Mas alguns especialistas ouvidos pela BBC Brasil avaliam o modo como as informações foram divulgadas como “sensacionalista”.
“A
divulgação da operação foi muito sensacionalista. Essa é uma questão
pontual. Estou nesse mercado, estudando e trabalhando, há 30 anos.
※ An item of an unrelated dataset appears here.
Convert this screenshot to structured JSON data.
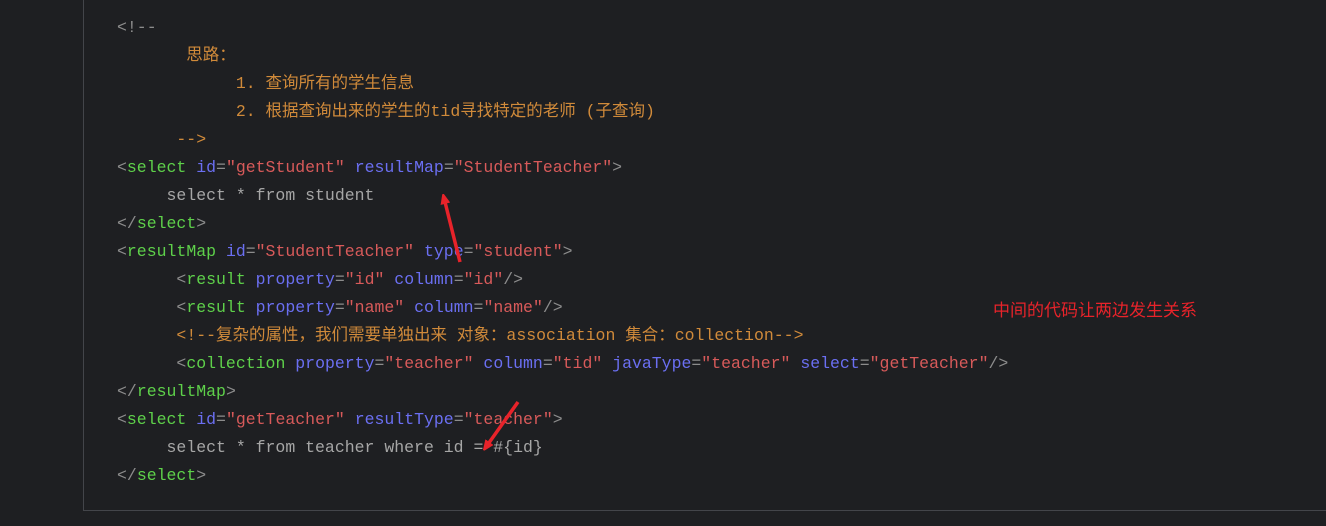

Uma
das empresas que dirijo importava carne do Uruguai e da Argentinos até
2012. Hoje, 100% da carne que usamos é produzida no Brasil porque
melhorou muito a qualidade”, afirma Sylvio Lazzarini, dono do
restaurante Varanda Grill, em São Paulo.
Já
Felício ressaltou a importância da investigação e disse que a operação
revela um problema no setor, que “precisa de uma renovação no sistema de
fiscalização”. Ele destaca, porém, que é preciso tomar cuidado com a
“demonização” de ingredientes comuns na indústria de carnes, como o
ácido ascórbico, “que é utilizado no mundo todo”.
A BBC Brasil procurou a Polícia Federal, mas não obteve resposta até o fechamento dessa reportagem.
Papelão
Ao
anunciar a operação, a PF mencionou que empresas envolvidas no esquema
de corrupção “usavam papelão para fazer enlatados (embutidos)”.
Em
uma das ligações telefônicas citadas no relatório da Polícia,
funcionários da BRF falam sobre o uso de papelão na área onde produzem
CMS (carne mecanicamente separada, comumente usada na produção de
salsichas).
No áudio, é possível ouvir:
“Funcionário:
o problema é colocar papelão lá dentro do cms também né. Tem mais essa
ainda. Eu vou ver se eu consigo colocar em papelão. Agora se eu não
consegui em papelão, daí infelizmente eu vou ter que condenar.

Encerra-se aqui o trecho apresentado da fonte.